To a not-inconsiderable extent, last year's presidential election was a matter of the ignorant of the land nominating one of their own, and enough non-ignorant folks who were terrified of the alternative going along to get him elected. One cannot argue with willful ignorance. I keep reminding myself of that. I keep telling myself not to get drawn into these things, and reminding myself that nothing good can come of it. Nobody can be educated against his will.

And so more and more I find myself in this position. I feel sick about it. But what else can you do?

Militant, dogmatic ignorance is a phenomenon of the left as well as the right. Neo-atheists tend to be characterized by it. So do radical feminists and social justice warriors of every stripe. That I seem to be encountering it most frequently these days on the fashionable Know-Nothing and authoritarian right doesn't make it uniquely a conservative problem.

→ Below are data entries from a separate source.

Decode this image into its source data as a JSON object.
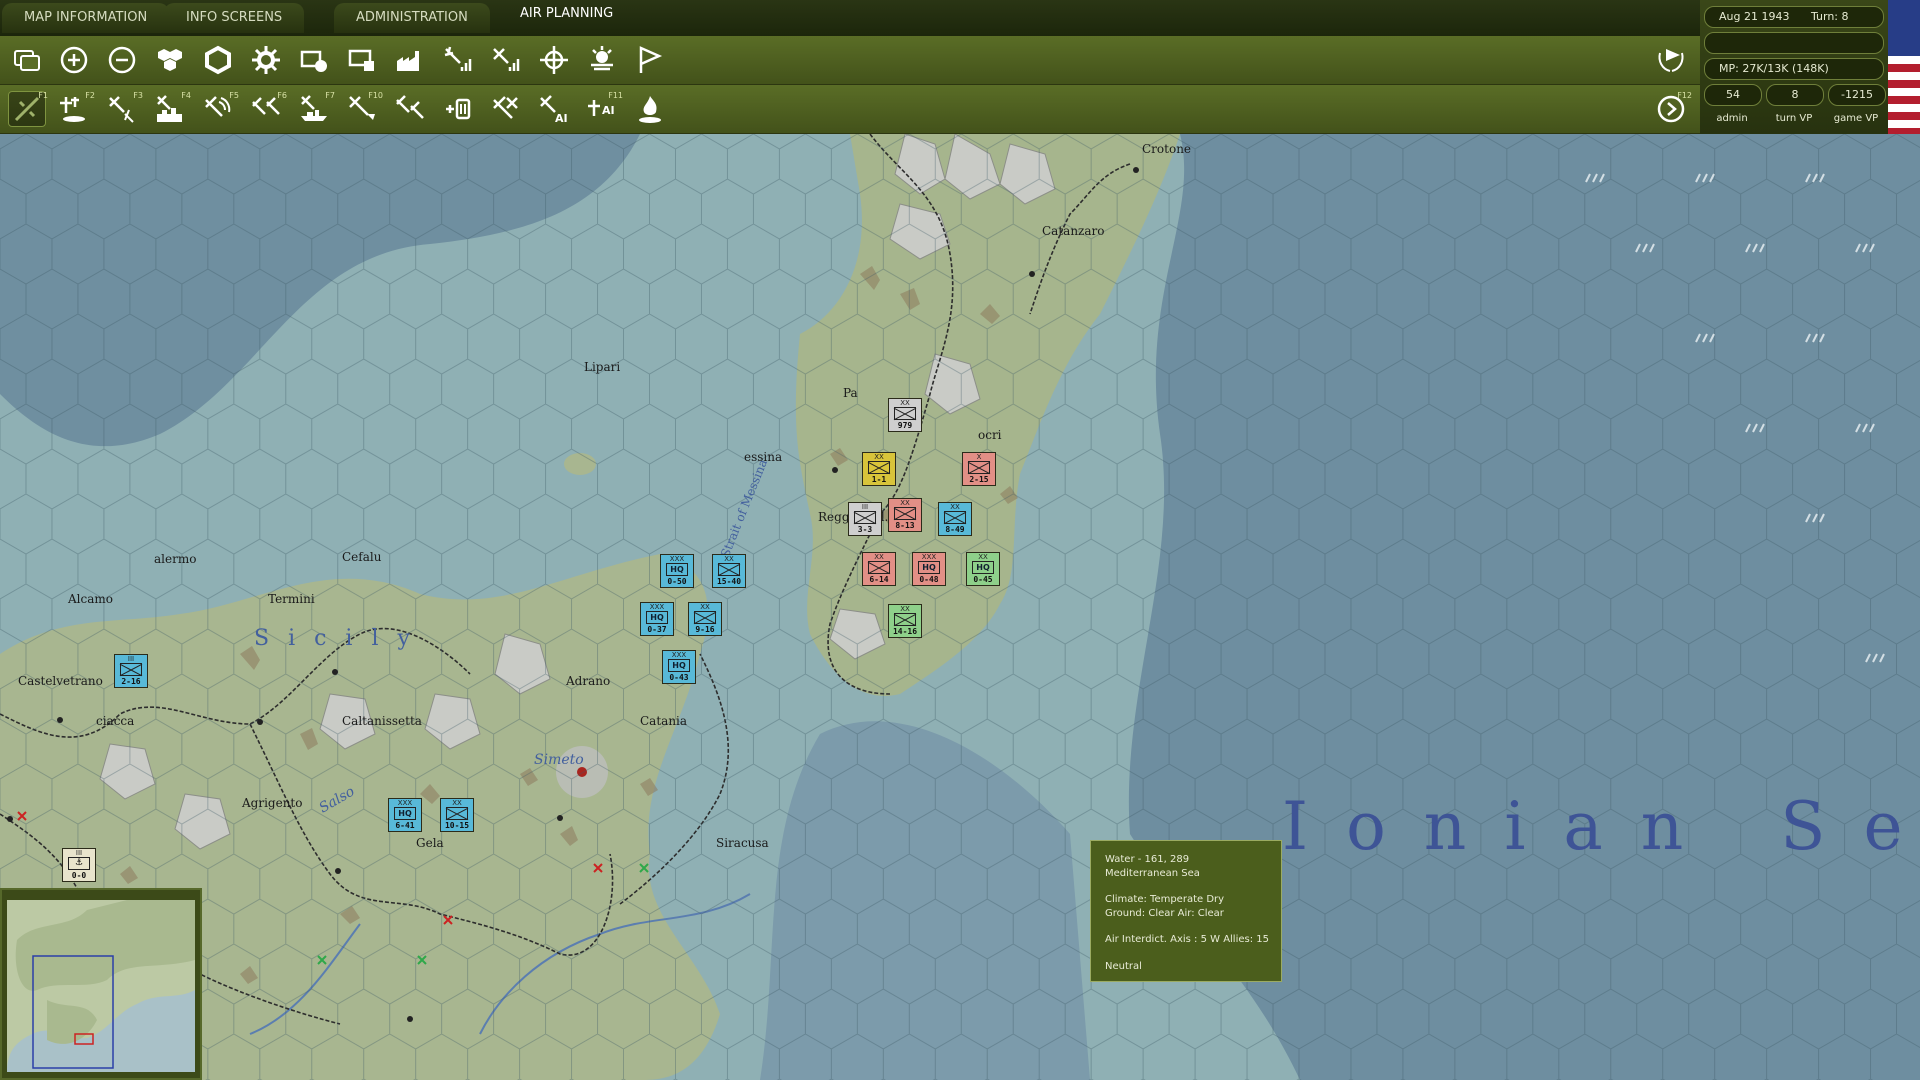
{
  "tabs": [
    {
      "label": "MAP INFORMATION",
      "active": false
    },
    {
      "label": "INFO SCREENS",
      "active": false
    },
    {
      "label": "ADMINISTRATION",
      "active": false
    },
    {
      "label": "AIR PLANNING",
      "active": true
    }
  ],
  "toolbar_top": {
    "icons": [
      "windows-icon",
      "zoom-in-icon",
      "zoom-out-icon",
      "hex-group-icon",
      "hex-frame-icon",
      "gear-icon",
      "unit-box-icon",
      "screen-icon",
      "factory-icon",
      "air-signal-icon",
      "air-bars-icon",
      "airbase-target-icon",
      "weather-icon",
      "flag-outline-icon"
    ],
    "right_icon": "wreath-flag-icon"
  },
  "toolbar_bottom": {
    "buttons": [
      {
        "icon": "air-mission-icon",
        "fkey": "F1"
      },
      {
        "icon": "air-transfer-icon",
        "fkey": "F2"
      },
      {
        "icon": "air-strike-icon",
        "fkey": "F3"
      },
      {
        "icon": "air-bomb-city-icon",
        "fkey": "F4"
      },
      {
        "icon": "air-recon-icon",
        "fkey": "F5"
      },
      {
        "icon": "air-interdict-icon",
        "fkey": "F6"
      },
      {
        "icon": "air-naval-icon",
        "fkey": "F7"
      },
      {
        "icon": "air-ground-icon",
        "fkey": "F10"
      },
      {
        "icon": "air-sweep-icon",
        "fkey": ""
      },
      {
        "icon": "air-rebase-icon",
        "fkey": ""
      },
      {
        "icon": "air-cap-icon",
        "fkey": ""
      },
      {
        "icon": "air-ai-strike-icon",
        "fkey": ""
      },
      {
        "icon": "air-ai-icon",
        "fkey": "F11"
      },
      {
        "icon": "air-burn-icon",
        "fkey": ""
      }
    ],
    "right_fkey": "F12"
  },
  "status": {
    "date": "Aug 21 1943",
    "turn": "Turn: 8",
    "mp": "MP: 27K/13K (148K)",
    "admin_value": "54",
    "admin_label": "admin",
    "turn_vp_value": "8",
    "turn_vp_label": "turn VP",
    "game_vp_value": "-1215",
    "game_vp_label": "game VP"
  },
  "map": {
    "places": [
      {
        "name": "Crotone"
      },
      {
        "name": "Catanzaro"
      },
      {
        "name": "Lipari"
      },
      {
        "name": "Pa"
      },
      {
        "name": "essina"
      },
      {
        "name": "Reggio Cal."
      },
      {
        "name": "ocri"
      },
      {
        "name": "alermo"
      },
      {
        "name": "Cefalu"
      },
      {
        "name": "Alcamo"
      },
      {
        "name": "Termini"
      },
      {
        "name": "Castelvetrano"
      },
      {
        "name": "Caltanissetta"
      },
      {
        "name": "Adrano"
      },
      {
        "name": "Catania"
      },
      {
        "name": "Agrigento"
      },
      {
        "name": "Gela"
      },
      {
        "name": "Siracusa"
      },
      {
        "name": "ciacca"
      }
    ],
    "regions": [
      {
        "name": "S  i  c  i  l  y"
      },
      {
        "name": "Strait of Messina"
      },
      {
        "name": "Simeto"
      },
      {
        "name": "Salso"
      }
    ],
    "sea_name": "Ionian Sea",
    "units": [
      {
        "id": "u1",
        "type": "inf",
        "nation": "italian",
        "level": "XX",
        "strength": "979"
      },
      {
        "id": "u2",
        "type": "inf",
        "nation": "german",
        "level": "XX",
        "strength": "1-1"
      },
      {
        "id": "u3",
        "type": "inf",
        "nation": "british",
        "level": "X",
        "strength": "2-15"
      },
      {
        "id": "u4",
        "type": "inf",
        "nation": "italian",
        "level": "III",
        "strength": "3-3"
      },
      {
        "id": "u5",
        "type": "inf",
        "nation": "british",
        "level": "XX",
        "strength": "8-13"
      },
      {
        "id": "u6",
        "type": "inf",
        "nation": "canadian",
        "level": "XX",
        "strength": "8-49"
      },
      {
        "id": "u7",
        "type": "hq",
        "nation": "canadian",
        "level": "XXX",
        "strength": "0-50"
      },
      {
        "id": "u8",
        "type": "inf",
        "nation": "canadian",
        "level": "XX",
        "strength": "15-40"
      },
      {
        "id": "u9",
        "type": "hq",
        "nation": "canadian",
        "level": "XXX",
        "strength": "0-37"
      },
      {
        "id": "u10",
        "type": "inf",
        "nation": "canadian",
        "level": "XX",
        "strength": "9-16"
      },
      {
        "id": "u11",
        "type": "hq",
        "nation": "canadian",
        "level": "XXX",
        "strength": "0-43"
      },
      {
        "id": "u12",
        "type": "inf",
        "nation": "british",
        "level": "XX",
        "strength": "6-14"
      },
      {
        "id": "u13",
        "type": "hq",
        "nation": "british",
        "level": "XXX",
        "strength": "0-48"
      },
      {
        "id": "u14",
        "type": "hq",
        "nation": "green",
        "level": "XX",
        "strength": "0-45"
      },
      {
        "id": "u15",
        "type": "inf",
        "nation": "green",
        "level": "XX",
        "strength": "14-16"
      },
      {
        "id": "u16",
        "type": "inf",
        "nation": "canadian",
        "level": "III",
        "strength": "2-16"
      },
      {
        "id": "u17",
        "type": "hq",
        "nation": "canadian",
        "level": "XXX",
        "strength": "6-41"
      },
      {
        "id": "u18",
        "type": "inf",
        "nation": "canadian",
        "level": "XX",
        "strength": "10-15"
      },
      {
        "id": "u19",
        "type": "naval",
        "nation": "plain",
        "level": "III",
        "strength": "0-0"
      }
    ]
  },
  "tooltip": {
    "line1": "Water - 161, 289",
    "line2": "Mediterranean Sea",
    "line3": "Climate: Temperate Dry",
    "line4": "Ground: Clear  Air: Clear",
    "line5": "Air Interdict. Axis : 5   W Allies: 15",
    "line6": "Neutral"
  },
  "colors": {
    "german": "#d8c43a",
    "italian": "#cfcfcf",
    "british": "#e28f86",
    "canadian": "#58b9d8",
    "green": "#8ed08a",
    "plain": "#e8e4cc",
    "sea": "#8aa7ad",
    "land": "#a7b58f",
    "chrome": "#4f6020"
  }
}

But as the mother of a friend of mine- a very conservative lady- used to be fond of repeating, "A man convinced against his will/Is of the same opinion still." Or, to cite another old saw with sad contemporary relevance, "A person can't be reasoned out of what he was never reasoned into."

I freely acknowledge my own membership in the brotherhood of Know-It-Alls. I know full well the embarrassment of having my own pompous ignorance exposed by better authority or better arguments for what it is. But what do you do with somebody who doesn't know enough to recognize such authority or such arguments, and adamantly maintains his assertion of utter nonsense in the face of both?

You can be embarrassed for him.  And you can get out of the conversation any way you can. Once one has recognized that state of affairs, no good can come of continuing it.

But we've already lost the ability to talk to one another. You can't block people in real life the way you can on Facebook. But what can you do when no possibility of intelligent discussion remains, but only further nonsense?

What, but walk away, and hope that someday something changes which will make further conversation possible- but knowing that it's not going to be anything you can possibly say now?